Привратник взглянул на Дантеса, который замешкался, не зная, что ответить, что позволило незваному гостю упрочить свои позиции.
— Вот видите, — сказал он, и привратник вынужден был удалиться.
Незнакомец, худощавый, лет сорока, элегантно одетый, с лицом, черты которого и взгляд были не лишены той утонченности, что свидетельствует об изворотливости и подвижности ума; и тем не менее Дантес почти сразу же заметил некий изъян в, казалось бы, совершенной безупречности. Ноздри этого чувствительного носа с горбинкой напоминали в своем трепещущем размахе крылья хищных птиц и выдавали пристрастие к кокаину, глаза были затянуты поволокой какого-то нездорового масляного блеска; волосы, зачесанные назад, легли как два вороньих крыла; улыбка могла бы показаться проницательной, не будь она такой жесткой. Он почему-то без конца трогал пуговицы на своих манжетах, будто проверяя, на месте ли они, а его платочек синего шелка в красный горошек, выпиравший из верхнего кармана, еще более усиливал — хотя Дантес и не смог бы сказать почему — то впечатление вульгарности, которое портило весь внешний вид, претендующий, по всей вероятности, на элегантность.
— Извиняюсь, что побеспокоил, уважаемый, — сказал он. — Я явился сюда исключительно из опасения за ваш слишком юный возраст.
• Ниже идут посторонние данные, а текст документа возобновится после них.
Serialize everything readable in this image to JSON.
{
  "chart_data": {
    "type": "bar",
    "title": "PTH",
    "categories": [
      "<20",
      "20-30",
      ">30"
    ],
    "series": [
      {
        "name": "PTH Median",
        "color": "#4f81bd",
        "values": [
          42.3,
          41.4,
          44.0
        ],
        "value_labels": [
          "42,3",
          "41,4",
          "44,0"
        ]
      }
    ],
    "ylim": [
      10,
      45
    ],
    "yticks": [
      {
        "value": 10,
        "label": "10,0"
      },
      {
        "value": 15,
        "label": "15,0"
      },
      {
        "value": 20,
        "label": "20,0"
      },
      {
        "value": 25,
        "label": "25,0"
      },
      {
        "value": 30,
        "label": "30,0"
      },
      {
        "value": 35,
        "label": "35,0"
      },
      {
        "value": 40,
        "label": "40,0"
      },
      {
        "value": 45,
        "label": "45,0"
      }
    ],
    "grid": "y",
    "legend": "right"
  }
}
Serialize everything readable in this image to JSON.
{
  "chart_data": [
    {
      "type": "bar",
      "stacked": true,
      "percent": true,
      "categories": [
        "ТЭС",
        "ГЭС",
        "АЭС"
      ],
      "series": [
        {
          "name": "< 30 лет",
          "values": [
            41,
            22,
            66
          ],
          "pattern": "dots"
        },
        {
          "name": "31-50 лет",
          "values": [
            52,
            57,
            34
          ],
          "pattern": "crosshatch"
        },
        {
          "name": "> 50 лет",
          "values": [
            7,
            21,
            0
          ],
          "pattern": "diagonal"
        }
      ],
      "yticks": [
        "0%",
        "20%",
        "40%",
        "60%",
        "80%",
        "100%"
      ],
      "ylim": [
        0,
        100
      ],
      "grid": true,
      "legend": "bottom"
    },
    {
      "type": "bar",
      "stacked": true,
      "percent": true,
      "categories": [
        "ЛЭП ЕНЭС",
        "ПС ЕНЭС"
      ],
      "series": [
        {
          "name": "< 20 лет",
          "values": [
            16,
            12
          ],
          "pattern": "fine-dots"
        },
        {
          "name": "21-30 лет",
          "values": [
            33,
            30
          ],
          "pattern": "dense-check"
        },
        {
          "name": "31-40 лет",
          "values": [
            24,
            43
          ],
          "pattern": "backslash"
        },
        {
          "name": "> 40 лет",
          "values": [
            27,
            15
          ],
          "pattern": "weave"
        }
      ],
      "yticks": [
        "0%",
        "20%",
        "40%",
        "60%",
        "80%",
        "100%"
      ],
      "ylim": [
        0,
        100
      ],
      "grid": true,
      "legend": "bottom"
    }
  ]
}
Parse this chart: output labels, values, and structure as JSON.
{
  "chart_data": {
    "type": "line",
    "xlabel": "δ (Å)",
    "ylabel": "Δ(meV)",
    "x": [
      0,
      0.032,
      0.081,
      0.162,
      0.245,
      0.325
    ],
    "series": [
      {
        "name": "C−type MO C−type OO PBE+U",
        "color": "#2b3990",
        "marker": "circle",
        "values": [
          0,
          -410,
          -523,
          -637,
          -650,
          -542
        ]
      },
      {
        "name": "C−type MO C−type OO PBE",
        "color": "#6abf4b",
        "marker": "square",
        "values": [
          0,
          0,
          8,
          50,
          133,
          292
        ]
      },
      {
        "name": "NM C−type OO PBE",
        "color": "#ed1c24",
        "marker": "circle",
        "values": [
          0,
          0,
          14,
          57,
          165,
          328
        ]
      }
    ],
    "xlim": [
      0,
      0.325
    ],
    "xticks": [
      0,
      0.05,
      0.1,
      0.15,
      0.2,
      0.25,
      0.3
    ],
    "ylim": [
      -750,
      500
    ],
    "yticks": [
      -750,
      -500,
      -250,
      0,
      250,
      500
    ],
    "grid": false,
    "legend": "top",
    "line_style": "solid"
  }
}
Таланты, которыми боги столь щедро наградили вас, и будущее, которое открывается перед вами…
— Чего вы от меня хотите? — сухо оборвал его Дантес.
Незнакомец вытащил из кармана жилета свою визитную карточку и протянул ее Дантесу. Тот прочитал…
— Нитрати, — подтвердил незнакомец. — Джулио Амадео Нитрата. Может, вы слышали обо мне от нашей общей знакомой, баронессы фон Лейден?
Молодой человек поднял на него глаза, вложив в этот взгляд все то спокойствие, которому он старался научиться, вращаясь в мире дипломатии.
— Нет, — сказал он и бросил визитку в огонь.
Улыбка синьора стала еще более жесткой.
— Кажется, вы не помните этого, но мы с вами не раз пересекались в галерее господина де Сен-Жермена, хотя нас так и не представили друг другу… Нет, он, конечно, не имеет никакого отношения к своему знаменитому однофамильцу восемнадцатого века, хотя месье заявляет, что это его родственник… Ну да ладно.
Он замолчал и беззастенчиво, почти с вожделением, уставился на Дантеса. Всегда находишься в совершенно невыгодной позиции, когда сидишь в низком кресле, а на вас сверху враждебно напирает стоящий человек.